I have only one rose in my garden, but I dream of having dozens. Years ago I planted four or five hybrid tea roses, nursing them along until my life became busier by the day with growing children. The roses were soon neglected and are now all gone. What is the rose that remains? A wonderful shrub rose called Pink Flower Carpet.
This rose landed in my garden by pure default. A nurseryman gave it to me at a trade show I was attending one winter and said I had to try it. I did my research and it looked good on paper, but how would it grow in my garden? I was still loyal to my hybrid tea roses at the time and this one was a shrub rose. Soon I discovered what joy I had been missing by not growing shrub roses. Pink Flower Carpet rose has outperformed any rose I have ever grown and looks incredible in my garden.
There are four Flower Carpet roses available. Pink was introduced in 1995, White in 1997, Appleblossom (a soft light pink) in 1998, and the newest and a must-have for my garden this year, Red. This particular series grows, on average, 2 to 3 feet tall and 3 to 4 feet wide, depending on color. Evergreen to temperatures of 15° F and cold-hardy to temperatures of -20° F makes them very suitable for our climate. They are noted for being resistant to black spot, the most predominant disease of roses. I have seen it on mine occasionally but it was never severe.
The Carpet roses are not the only good shrub roses available today. In fact, some of the best have been widely available for many years. The English roses started gaining in popularity in the late ’60s and are still growing in popularity and availability. By definition the description of an English rose is specific and complex, but simply put they are natural and shrub-like in form, having flowers that are fragrant, large, and generally double, resembling many of the old roses. Old roses were typically white, pink, purple, or mauve and typically flower only once per season. English roses gained colors from many modern hybrids, including flowers that are yellow, apricot, and crimson, and continually bloom throughout the growing season.
One of the first English roses available was Constance Spry, introduced in 1961. The flowers are large, fragrant, and light pink. The plant can grow to 6 feet tall and 6 feet wide under the best growing conditions, and looks excellent planted in groups of three where space allows. Another popular variety, Gertrude
Jekyll, introduced in 1986, has large dark-pink fragrant flowers and grows on average 4 feet tall and 3 feet wide. I enjoy yellow flowers in the garden a great deal and I would like to grow Graham Thomas, introduced in 1983. It has large fragrant yellow flowers and I have seen it growing in beautiful groups of two and three in many gardens.
The same nursery group that brought us the Carpet rose series has a new series out this year, the Dream rose collection. This series, like the Carpet roses, is stated as being disease-resistant, with a long bloom season, and easy to maintain. Look for Dream Pink, Yellow, Red, and Orange this year. The Pink and Yellow varieties are noted for having hybrid tea-type flowers. Give them a try and let me know how they perform for you in your garden.

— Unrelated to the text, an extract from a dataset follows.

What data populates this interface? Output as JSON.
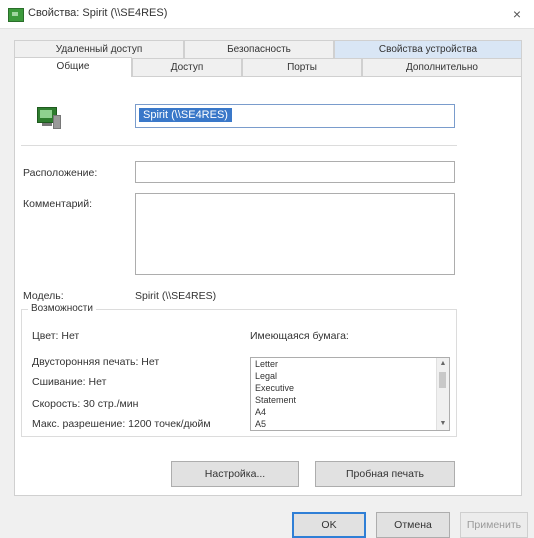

There are many excellent shrub roses available throughout Kentucky. You may easily find two or three in your area. Look for the
Rugosas. These large shrubby roses have glossy green leaves and they flower all season long; unfortunately they have numerous large thorns, as many of the best roses do. The Carefree series is quite common now. Look for Carefree Wonder, Carefree Beauty, and Carefree Delight.
Rosa banksiae ‘Lutea’-Lady Banks’ rose is a thornless, climbing rose that has shown excellent black spot disease resistance, but unfortunately is only marginally hardy here. If you dare, it needs your most protected spot and excellent winter protection.

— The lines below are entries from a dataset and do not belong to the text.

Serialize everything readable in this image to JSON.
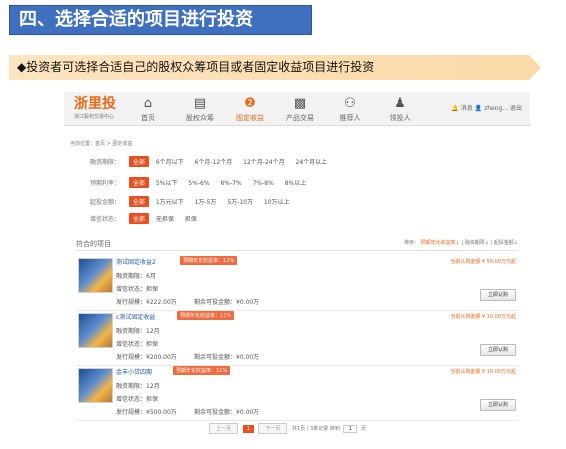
{
  "slide": {
    "title": "四、选择合适的项目进行投资",
    "bullet": "◆投资者可选择合适自己的股权众筹项目或者固定收益项目进行投资"
  },
  "header": {
    "logo": "浙里投",
    "logo_sub": "浙江股权交易中心",
    "nav": [
      {
        "label": "首页",
        "icon": "⌂"
      },
      {
        "label": "股权众筹",
        "icon": "▤"
      },
      {
        "label": "固定收益",
        "icon": "❷"
      },
      {
        "label": "产品交易",
        "icon": "▩"
      },
      {
        "label": "推荐人",
        "icon": "⚇"
      },
      {
        "label": "领投人",
        "icon": "♟"
      }
    ],
    "messages": "消息",
    "user": "zheng...",
    "logout": "退出"
  },
  "breadcrumb": "当前位置：首页 > 固定收益",
  "filters": [
    {
      "label": "融资期限：",
      "all": "全部",
      "options": [
        "6个月以下",
        "6个月-12个月",
        "12个月-24个月",
        "24个月以上"
      ]
    },
    {
      "label": "预期利率：",
      "all": "全部",
      "options": [
        "5%以下",
        "5%-6%",
        "6%-7%",
        "7%-8%",
        "8%以上"
      ]
    },
    {
      "label": "起投金额：",
      "all": "全部",
      "options": [
        "1万元以下",
        "1万-5万",
        "5万-10万",
        "10万以上"
      ]
    },
    {
      "label": "增信状态：",
      "all": "全部",
      "options": [
        "无担保",
        "担保"
      ]
    }
  ],
  "section_title": "符合的项目",
  "sort": {
    "prefix": "排序：",
    "active": "预期年化收益率↓",
    "opt1": "融资期限↓",
    "opt2": "起投金额↓"
  },
  "projects": [
    {
      "name": "测试固定收益2",
      "rate": "预期年化收益率：12%",
      "term": "融资期限：6月",
      "credit": "增信状态：担保",
      "scale": "发行规模：¥222.00万",
      "remaining": "剩余可投金额：¥0.00万",
      "min": "当前认购金额 ¥ 50.00万元起",
      "buy": "立即认购"
    },
    {
      "name": "c测试固定收益",
      "rate": "预期年化收益率：11%",
      "term": "融资期限：12月",
      "credit": "增信状态：担保",
      "scale": "发行规模：¥200.00万",
      "remaining": "剩余可投金额：¥0.00万",
      "min": "当前认购金额 ¥ 10.00万元起",
      "buy": "立即认购"
    },
    {
      "name": "金丰小贷四期",
      "rate": "预期年化收益率：11%",
      "term": "融资期限：12月",
      "credit": "增信状态：担保",
      "scale": "发行规模：¥500.00万",
      "remaining": "剩余可投金额：¥0.00万",
      "min": "当前认购金额 ¥ 10.00万元起",
      "buy": "立即认购"
    }
  ],
  "pager": {
    "prev": "上一页",
    "current": "1",
    "next": "下一页",
    "info": "共1页 / 3条记录",
    "goto": "转到",
    "page_value": "1",
    "page_unit": "页"
  }
}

A very nice, subtle pink shrub rose available is Nearly Wild. It has a spreading form growing only 2 to 3 feet in height, and is excellent for mass plantings on flat land or hillsides. It is also reasonably disease-resistant.
Choosing your rose
It can be almost overwhelming when you start to look at all the roses that are available today. There are hundreds and hundreds of hybrid teas, floribundas, and
grandifloras, and with the revival of the old roses, English roses, and newly developed varieties, there are hundreds more. How do you choose? It’s tough. I think most of us whimsically choose roses just because of the color, and many times it’s because we remember a relative having a particular rose bush.
The exciting part is that whatever rose you dream of having, it is probably available in some form or another. So when choosing, pick flower color first, then find the form and size that your garden can accommodate. Finally, search out the rose whose resistance to diseases and insects reflects the time you have to spend maintaining your rose garden to ensure a beautiful display year after year.